Devagar com toda essa vontade de julgar
Tenho ensaiado uma volta a esse blog tanto e tantas vezes que nem sei. Nas últimas semanas a ideia tem sido mais forte, mas estou em uma licença médica que me permite usar computador só uns quarenta minutos por dia – e com ressalvas – então achei que poderia não ser o momento mais adequado. Até eu tropeçar nesses quarenta minutos em uma matéria sobre o caso da Essena.
Se você estava em Marte, eu dou o resumão: Essena é dona de uma conta de Instagram super famosinha daquelas que olhamos e assistimos a vida, o corpo, as roupas, os amigos e as festas que queremos ter.

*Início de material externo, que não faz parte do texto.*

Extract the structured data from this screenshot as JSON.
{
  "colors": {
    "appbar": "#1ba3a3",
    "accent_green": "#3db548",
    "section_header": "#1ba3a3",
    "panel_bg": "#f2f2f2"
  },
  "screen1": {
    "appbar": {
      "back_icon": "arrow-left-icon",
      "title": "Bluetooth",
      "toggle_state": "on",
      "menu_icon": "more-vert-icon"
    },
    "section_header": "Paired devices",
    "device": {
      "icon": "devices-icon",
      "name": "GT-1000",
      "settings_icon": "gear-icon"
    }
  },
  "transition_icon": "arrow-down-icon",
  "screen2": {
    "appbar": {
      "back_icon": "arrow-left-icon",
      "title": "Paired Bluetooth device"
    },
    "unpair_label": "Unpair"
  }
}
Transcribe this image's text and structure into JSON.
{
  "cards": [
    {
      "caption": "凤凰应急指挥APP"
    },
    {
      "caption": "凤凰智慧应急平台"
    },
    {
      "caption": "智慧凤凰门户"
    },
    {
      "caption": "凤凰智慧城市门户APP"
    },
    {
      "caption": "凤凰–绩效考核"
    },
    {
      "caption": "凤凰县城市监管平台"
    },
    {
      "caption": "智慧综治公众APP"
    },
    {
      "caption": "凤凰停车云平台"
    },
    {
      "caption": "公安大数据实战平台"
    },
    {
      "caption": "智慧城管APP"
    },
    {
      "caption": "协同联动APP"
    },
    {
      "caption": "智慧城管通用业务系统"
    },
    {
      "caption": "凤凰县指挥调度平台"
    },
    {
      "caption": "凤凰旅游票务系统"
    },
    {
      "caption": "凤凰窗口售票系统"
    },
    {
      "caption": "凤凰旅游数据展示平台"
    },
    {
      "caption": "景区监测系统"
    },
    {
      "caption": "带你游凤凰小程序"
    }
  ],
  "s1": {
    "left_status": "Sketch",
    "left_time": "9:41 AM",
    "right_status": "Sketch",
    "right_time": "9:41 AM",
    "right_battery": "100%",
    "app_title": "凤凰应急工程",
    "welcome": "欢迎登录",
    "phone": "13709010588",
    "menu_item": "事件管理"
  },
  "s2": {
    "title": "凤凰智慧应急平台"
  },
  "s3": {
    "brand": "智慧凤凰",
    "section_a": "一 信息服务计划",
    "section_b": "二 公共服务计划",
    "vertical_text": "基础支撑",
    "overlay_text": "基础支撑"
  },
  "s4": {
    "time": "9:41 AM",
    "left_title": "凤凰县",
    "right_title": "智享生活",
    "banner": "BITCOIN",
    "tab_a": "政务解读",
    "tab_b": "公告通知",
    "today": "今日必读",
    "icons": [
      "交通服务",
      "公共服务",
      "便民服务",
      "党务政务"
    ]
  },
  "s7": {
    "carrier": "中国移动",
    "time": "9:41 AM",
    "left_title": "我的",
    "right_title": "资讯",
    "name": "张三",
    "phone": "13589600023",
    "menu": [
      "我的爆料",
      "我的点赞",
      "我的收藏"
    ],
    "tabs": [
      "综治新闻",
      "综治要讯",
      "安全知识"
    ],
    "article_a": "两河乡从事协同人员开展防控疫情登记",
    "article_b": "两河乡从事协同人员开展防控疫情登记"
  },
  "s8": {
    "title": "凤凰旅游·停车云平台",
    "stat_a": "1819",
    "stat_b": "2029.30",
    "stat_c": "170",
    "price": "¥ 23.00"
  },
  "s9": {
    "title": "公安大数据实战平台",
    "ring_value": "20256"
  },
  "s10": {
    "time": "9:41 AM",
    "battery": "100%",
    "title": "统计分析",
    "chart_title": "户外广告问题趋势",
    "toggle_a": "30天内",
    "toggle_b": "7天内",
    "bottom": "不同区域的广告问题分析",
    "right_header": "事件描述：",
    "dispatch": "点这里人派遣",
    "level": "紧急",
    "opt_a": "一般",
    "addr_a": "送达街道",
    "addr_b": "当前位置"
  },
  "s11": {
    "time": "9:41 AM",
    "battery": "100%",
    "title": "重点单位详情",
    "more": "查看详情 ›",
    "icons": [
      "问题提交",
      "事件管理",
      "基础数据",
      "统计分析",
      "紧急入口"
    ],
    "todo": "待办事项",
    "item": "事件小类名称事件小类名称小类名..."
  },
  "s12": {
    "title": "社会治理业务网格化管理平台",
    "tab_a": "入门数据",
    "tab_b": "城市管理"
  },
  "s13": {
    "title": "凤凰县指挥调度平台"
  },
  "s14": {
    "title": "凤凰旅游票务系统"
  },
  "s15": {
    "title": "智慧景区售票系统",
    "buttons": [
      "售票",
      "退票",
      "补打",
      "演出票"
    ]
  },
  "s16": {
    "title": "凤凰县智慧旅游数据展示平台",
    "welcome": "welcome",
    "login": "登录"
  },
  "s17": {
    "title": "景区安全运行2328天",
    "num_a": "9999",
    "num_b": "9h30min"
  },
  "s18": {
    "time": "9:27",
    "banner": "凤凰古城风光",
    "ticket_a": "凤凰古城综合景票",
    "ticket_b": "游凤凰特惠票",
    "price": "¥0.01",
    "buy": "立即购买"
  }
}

Só que Essena se encheu, deletou quase todo o conteúdo onde comprar bitcoin em portugal e trocou suas legendas por legendas mais verdadeiras sobre as condições em que aquelas fotos foram tiradas. E assim ela acaba de virar tema de vários posts muito interessantes sobre as mentiras Instagramadas – o meu favorito até agora é o da Carol Burgo. A primeira vista isso tudo parece muito bom, mas querem saber? Me preocupa. Porque eu vejo o caminho que isso tomará em poucos cliques. Um caminho de julgamento que eu mesma já tomei e que não acho o mais saudável já faz um tempo.
será que todo mundo que tira selfies merece ser visto como a Essena definiu?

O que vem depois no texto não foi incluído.